Я вышел. Но, когда переступал порог, увидел мадам Моуру — она спускалась по лестнице якобы для того, чтобы пройти в соседнюю комнату. Но тут же подошла ко мне, взяла мою руку в свои и, пожав, задержала.

— Ну, как наша ученица? — спросила мадам Моура, хотя руки ее спрашивали совсем о другом.

Я ответил, как смог:

— Хорошо, очень хорошо.

София, прислонившись к двери, делившей ее фигуру пополам, улыбалась, а мысли ее были далеко.

IX

И жизнь началась снова. Каждое утро я поднимаюсь к лицею по улице Селария, слушаю посылаемое городу оглушительное проклятие телег, вижу впереди, чуть выше, около ниши со статуей Вседержителя, собаку, ждущую кость, которую ей бросают из верхнего окна. Если идет дождь, она, дрожа, прячется в подъезде.
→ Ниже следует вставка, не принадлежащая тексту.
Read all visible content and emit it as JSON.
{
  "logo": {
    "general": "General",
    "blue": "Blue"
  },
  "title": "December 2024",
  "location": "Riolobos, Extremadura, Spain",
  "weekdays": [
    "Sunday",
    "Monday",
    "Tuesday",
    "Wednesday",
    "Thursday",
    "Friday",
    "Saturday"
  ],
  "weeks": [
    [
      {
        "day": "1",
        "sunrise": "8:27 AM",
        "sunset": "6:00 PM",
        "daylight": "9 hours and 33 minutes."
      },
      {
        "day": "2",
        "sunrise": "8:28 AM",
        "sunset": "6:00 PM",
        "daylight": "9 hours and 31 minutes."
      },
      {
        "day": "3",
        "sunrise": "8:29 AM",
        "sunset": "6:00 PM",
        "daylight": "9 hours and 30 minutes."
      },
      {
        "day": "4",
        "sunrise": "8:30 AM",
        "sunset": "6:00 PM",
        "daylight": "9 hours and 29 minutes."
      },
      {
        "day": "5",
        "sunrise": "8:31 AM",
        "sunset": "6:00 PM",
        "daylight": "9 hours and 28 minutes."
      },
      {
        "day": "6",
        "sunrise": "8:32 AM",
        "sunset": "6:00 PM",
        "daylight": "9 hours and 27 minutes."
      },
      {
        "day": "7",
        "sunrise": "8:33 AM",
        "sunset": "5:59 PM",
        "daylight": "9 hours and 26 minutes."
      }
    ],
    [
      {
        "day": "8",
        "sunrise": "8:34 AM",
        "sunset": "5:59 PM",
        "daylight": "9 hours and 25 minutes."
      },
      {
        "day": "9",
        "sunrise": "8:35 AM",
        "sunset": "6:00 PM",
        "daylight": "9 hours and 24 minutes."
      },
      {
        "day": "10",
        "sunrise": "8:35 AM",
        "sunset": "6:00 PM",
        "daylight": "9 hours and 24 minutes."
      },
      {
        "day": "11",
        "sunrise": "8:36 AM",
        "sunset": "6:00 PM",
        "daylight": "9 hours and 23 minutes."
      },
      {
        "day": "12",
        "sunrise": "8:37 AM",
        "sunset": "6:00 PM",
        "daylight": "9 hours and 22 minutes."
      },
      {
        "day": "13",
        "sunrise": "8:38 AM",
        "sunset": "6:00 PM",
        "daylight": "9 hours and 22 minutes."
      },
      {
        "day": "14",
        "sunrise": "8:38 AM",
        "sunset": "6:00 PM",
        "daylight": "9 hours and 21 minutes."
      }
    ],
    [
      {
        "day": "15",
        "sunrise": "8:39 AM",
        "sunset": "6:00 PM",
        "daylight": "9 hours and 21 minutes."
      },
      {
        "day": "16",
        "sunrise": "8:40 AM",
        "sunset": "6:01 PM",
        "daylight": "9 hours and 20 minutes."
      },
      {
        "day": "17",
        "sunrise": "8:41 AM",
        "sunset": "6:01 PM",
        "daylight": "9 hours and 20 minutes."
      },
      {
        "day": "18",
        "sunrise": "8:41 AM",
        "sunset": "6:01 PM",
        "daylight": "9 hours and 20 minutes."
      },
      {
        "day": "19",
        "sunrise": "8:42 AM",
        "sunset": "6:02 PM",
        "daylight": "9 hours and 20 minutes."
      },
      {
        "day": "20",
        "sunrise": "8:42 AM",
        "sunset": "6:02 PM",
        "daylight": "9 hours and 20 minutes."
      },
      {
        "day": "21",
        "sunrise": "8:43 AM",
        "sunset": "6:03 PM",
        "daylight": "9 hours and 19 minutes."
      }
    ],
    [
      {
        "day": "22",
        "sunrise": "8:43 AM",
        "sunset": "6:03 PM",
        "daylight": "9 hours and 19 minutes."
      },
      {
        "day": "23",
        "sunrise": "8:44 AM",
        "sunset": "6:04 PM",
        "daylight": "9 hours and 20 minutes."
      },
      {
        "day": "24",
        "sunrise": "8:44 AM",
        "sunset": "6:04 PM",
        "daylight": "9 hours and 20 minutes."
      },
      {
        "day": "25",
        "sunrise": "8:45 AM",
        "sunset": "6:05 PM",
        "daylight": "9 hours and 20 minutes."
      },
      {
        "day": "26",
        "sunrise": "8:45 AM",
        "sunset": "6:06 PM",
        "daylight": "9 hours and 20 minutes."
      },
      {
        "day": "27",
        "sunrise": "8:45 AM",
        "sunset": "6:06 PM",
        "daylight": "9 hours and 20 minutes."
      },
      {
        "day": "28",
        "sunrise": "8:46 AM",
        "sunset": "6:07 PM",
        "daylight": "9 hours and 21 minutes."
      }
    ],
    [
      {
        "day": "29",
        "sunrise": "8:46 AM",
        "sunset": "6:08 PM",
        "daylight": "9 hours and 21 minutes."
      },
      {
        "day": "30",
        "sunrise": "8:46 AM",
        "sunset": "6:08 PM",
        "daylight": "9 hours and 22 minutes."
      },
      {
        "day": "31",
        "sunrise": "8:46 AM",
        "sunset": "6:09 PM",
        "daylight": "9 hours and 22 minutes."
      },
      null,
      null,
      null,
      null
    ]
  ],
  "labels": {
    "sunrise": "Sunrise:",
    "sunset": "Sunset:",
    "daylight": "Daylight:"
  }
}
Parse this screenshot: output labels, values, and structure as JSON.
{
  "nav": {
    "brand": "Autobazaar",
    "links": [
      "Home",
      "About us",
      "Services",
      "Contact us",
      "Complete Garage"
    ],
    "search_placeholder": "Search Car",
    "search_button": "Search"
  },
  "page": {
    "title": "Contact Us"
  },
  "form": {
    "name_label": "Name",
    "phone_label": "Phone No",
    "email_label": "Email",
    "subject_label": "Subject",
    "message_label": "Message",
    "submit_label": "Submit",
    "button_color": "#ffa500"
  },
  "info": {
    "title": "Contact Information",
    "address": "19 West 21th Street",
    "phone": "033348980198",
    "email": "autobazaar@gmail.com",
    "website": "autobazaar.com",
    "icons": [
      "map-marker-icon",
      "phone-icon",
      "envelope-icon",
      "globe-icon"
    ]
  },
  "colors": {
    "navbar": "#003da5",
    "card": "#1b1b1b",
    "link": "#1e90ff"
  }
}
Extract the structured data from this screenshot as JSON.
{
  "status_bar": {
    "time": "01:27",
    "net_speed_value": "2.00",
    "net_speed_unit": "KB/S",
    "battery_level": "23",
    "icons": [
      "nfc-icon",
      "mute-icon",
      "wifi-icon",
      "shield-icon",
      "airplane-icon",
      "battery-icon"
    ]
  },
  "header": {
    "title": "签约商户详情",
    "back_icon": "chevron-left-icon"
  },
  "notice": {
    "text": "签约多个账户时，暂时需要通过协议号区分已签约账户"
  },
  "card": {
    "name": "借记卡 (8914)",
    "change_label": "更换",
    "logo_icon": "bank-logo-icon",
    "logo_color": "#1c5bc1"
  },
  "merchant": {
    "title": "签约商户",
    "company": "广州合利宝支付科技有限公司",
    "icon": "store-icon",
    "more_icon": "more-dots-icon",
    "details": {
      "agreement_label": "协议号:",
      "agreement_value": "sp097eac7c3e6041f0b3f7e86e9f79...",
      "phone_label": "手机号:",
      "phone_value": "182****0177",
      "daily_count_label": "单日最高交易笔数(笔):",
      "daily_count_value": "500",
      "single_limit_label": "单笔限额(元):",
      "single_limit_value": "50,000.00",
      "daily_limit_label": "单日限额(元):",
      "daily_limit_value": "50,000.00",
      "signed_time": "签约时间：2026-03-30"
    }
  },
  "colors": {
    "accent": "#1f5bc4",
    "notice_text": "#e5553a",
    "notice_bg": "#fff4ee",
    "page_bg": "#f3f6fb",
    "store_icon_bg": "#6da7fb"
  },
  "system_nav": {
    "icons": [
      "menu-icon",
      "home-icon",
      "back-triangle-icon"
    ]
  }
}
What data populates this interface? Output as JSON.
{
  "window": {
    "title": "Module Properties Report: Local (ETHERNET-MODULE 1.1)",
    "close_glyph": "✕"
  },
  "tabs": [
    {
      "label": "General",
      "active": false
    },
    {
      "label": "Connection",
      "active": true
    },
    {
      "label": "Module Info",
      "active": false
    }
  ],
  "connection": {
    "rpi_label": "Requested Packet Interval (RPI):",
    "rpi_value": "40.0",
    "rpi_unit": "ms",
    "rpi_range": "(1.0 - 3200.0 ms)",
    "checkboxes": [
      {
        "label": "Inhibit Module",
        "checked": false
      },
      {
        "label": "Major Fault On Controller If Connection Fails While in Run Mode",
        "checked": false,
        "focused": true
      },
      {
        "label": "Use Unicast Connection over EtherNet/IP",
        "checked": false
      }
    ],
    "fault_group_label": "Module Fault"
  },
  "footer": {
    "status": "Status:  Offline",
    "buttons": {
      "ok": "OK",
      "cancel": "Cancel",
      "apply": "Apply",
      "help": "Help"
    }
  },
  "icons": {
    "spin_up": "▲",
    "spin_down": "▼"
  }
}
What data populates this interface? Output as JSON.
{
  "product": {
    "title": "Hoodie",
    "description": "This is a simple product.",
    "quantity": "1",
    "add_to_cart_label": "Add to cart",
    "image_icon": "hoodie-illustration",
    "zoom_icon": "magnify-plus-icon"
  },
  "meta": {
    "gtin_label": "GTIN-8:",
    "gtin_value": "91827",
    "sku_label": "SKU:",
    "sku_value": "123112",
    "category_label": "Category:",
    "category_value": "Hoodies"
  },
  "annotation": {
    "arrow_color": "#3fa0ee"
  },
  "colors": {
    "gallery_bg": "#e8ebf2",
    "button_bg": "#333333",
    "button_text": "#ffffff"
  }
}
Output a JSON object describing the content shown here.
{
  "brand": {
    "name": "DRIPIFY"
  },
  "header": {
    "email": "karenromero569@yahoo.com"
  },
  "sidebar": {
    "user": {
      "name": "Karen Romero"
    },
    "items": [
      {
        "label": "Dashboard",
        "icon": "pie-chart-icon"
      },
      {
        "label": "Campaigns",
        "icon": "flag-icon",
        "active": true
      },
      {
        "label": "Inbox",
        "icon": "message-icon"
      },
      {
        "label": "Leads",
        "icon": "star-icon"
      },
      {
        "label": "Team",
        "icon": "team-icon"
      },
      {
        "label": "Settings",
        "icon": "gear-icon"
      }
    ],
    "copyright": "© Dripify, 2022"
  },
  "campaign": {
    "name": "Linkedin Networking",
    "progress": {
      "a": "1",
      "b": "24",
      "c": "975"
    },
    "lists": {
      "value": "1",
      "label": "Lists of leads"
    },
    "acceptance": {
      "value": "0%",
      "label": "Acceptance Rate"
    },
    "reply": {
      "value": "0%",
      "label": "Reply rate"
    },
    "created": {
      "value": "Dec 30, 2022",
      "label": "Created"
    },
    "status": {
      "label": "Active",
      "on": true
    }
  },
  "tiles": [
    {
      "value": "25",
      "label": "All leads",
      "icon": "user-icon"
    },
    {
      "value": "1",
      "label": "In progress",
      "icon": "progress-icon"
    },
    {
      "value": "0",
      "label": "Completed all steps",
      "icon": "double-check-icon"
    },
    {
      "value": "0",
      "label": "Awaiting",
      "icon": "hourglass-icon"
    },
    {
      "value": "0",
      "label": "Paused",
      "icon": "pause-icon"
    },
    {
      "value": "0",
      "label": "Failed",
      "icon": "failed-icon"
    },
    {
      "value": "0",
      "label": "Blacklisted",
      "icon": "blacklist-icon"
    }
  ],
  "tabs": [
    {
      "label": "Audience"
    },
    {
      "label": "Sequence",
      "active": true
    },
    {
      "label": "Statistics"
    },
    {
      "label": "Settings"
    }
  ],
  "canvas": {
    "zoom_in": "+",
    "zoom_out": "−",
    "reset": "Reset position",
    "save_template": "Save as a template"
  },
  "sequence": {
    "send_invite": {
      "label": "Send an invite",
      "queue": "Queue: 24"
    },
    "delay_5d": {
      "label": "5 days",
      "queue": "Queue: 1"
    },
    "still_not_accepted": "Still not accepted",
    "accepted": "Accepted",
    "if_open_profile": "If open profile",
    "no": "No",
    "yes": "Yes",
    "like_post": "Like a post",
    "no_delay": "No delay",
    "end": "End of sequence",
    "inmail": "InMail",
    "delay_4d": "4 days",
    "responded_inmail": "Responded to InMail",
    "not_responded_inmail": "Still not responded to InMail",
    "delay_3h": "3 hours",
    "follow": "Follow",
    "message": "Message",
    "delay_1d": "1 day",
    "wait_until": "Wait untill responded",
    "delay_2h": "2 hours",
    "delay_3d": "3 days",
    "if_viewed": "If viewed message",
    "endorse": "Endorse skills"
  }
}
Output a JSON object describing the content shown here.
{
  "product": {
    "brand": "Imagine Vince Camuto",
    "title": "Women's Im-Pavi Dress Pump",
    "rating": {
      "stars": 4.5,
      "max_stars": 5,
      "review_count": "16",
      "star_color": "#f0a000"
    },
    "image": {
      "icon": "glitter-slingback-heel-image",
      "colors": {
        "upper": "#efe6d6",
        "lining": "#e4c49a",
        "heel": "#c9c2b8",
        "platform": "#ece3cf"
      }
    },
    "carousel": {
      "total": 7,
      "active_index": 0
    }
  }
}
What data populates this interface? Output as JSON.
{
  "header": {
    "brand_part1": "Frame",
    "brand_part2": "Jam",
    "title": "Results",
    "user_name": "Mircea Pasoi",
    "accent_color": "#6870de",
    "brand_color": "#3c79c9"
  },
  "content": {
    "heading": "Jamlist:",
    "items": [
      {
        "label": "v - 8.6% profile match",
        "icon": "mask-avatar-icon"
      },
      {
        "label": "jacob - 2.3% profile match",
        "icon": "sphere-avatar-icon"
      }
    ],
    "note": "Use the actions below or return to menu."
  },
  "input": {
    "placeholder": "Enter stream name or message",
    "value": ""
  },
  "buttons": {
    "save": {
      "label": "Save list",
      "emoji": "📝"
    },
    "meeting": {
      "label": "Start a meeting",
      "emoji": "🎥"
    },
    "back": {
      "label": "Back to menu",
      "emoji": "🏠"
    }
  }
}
Я обхожу собор, спускаюсь по крутой лестнице, идущей мимо трех пустых арок, вниз к лицею и приступаю к занятиям. Как же трудно подчинить жизнь одной-единственной цели, одному-единственному чувству. По сравнению с единством общего для всех нас предбытия, единства факта существования каждого из нас, наша настоящая, каждодневная жизнь — это труднопроходимый лес со множеством тропинок и дорог. На них так легко заблудиться! И самое главное — мы подчас даже не осознаем, что заблудились в этом лабиринте. Ведь каждая дорога навязывает нам себя как единственно необходимую в нашей жизни. По воскресеньям, оказавшись на барахолке около собора св. Франциска, я частенько раздумывал об этом, глядя, как завладевают нашим вниманием торговцы старым железом: сломанными плугами, шурупами, отдельными звеньями цепи, облупившимися глиняными горшками, умывальниками, рамами для зеркал, бидонами, затычками, пряжками; книготорговцы, продающие старые альманахи, бульварные романы, молитвенники, разрозненные тома сочинений, старые школьные учебники; продавцы поношенной одежды, старых шляп, глиняной посуды, старой обуви; и даже продавцы известки — они стоят, как правило, у ограды, облокотившись на оглобли своих повозок, рядом с которыми жуют сено распряженные лошади. И как подан каждый фрагмент этой свалки! Великолепно! Ведь им важно завладеть нашим вниманием, возбудить наш интерес. Жизнь — такая же ярмарка. Вот я вышел глотнуть свежего воздуха, но, слыша зазывные крики мошенников-торговцев, останавливаюсь посмотреть на старое железо и книжный хлам, выставленный у дерзко возносящейся вверх старой церкви.